Final answer:
To find the variance and standard deviation of the set V(11,13,15,17,19), calculate the mean, square the deviations of each value from the mean, and then compute the average of these squares to get the variance. The standard deviation is the square root of the variance. The correct answer is Variance: 8 and Standard Deviation: 2.83.
Step-by-step explanation:
To find the variance and standard deviation of the set V(11,13,15,17,19), we must first calculate the mean (average) of these numbers. We then use this mean to find the deviation of each individual number in the set, square these deviations, and calculate the average of these squared deviations to find the variance. The standard deviation is then the square root of the variance.

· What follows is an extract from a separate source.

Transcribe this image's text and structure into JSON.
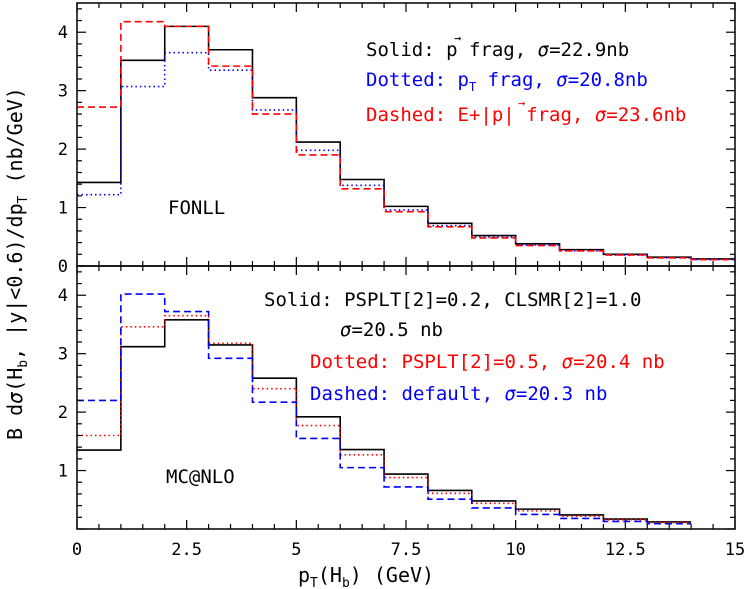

The mean of the set V is (11 + 13 + 15 + 17 + 19) / 5 = 75 / 5 = 15.
The deviations from the mean for each number in the set V are:
- 11: 15 - 11 = 4
- 13: 15 - 13 = 2
- 15: 15 - 15 = 0
- 17: 15 - 17 = -2
- 19: 15 - 19 = -4
The squared deviations are therefore 16, 4, 0, 4, and 16, respectively.
The variance is the mean of these squared deviations: (16 + 4 + 0 + 4 + 16) / 5 = 40 / 5 = 8.
The standard deviation is the square root of the variance: √8 ≈ 2.83.
Therefore, the correct answer is c. Variance: 8 Standard Deviation: 2.83.